For a constant total concentration of two interacting species, the complex is at its greatest concentration at a point where the two species are combined in the ratio in which they occur in the complex17. The plot of absorbance against the mole fraction of the reagent exhibited a change of slope with a maximum absorbance at a mole fraction of

0.5 and decreasing absorption as the value of the mole fraction deviate from 0.5 (Figure 5). The implication of this is that better absorbance of the adduct will be obtained at equimolar concentrations of the mefenamic acid sample and the reagent. This also signifies that the optimal coupling reaction conditions routinely employed forms the azo dye by a 1:1 drug to reagent stoichiometric ratio as depicted in Scheme 1.

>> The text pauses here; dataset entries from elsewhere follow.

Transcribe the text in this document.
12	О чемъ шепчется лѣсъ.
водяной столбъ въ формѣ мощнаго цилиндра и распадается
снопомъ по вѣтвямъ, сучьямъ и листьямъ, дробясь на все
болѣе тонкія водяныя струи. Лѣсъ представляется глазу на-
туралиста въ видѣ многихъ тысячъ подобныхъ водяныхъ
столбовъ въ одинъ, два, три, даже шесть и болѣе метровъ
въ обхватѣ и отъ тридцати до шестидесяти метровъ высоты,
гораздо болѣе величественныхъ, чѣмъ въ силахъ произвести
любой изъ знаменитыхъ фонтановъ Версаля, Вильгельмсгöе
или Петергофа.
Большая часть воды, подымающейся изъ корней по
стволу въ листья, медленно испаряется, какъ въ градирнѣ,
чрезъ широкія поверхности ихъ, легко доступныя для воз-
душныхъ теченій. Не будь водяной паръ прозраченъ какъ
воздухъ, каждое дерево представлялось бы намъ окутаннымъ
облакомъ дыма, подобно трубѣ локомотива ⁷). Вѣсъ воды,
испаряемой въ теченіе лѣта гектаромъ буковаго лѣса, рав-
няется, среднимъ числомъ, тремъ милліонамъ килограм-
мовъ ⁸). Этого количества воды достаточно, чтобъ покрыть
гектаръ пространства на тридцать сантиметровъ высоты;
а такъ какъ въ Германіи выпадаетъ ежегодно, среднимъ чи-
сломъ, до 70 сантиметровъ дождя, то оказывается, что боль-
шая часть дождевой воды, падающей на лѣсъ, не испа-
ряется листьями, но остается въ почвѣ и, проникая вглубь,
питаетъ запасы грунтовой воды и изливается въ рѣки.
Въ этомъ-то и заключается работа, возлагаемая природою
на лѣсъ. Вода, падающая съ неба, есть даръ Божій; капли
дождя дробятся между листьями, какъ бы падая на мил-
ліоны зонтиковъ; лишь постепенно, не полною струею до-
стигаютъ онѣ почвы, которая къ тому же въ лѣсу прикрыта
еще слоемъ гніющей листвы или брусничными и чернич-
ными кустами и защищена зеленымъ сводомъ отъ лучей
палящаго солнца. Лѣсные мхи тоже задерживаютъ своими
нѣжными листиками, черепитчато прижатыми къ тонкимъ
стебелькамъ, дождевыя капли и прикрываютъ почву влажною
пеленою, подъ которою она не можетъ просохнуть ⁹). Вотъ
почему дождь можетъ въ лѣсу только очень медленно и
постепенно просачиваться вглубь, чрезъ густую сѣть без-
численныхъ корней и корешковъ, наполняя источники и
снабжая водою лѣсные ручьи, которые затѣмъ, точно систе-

Classical methods are typically more precise than instrumental methods10, as such, the official titrimetric method was more precise than the colorimetric method reported here. However, the new method is of equivalent accuracy to the official method (Table 2).


A novel colorimetric assay method for mefenamic acid capsules based on a very fast diazo coupling reaction of the drug with diazotized ADBA has been developed. The new method was shown to be of equivalent accuracy with the official (B.P) titrimetric method. It has the advantages of speed , high sensitivity and lower limit of detection. The new method can also be easily automated by interfacing the digital colorimeter with computers. It could find application in in-process quality control of mefenamic acid capsules.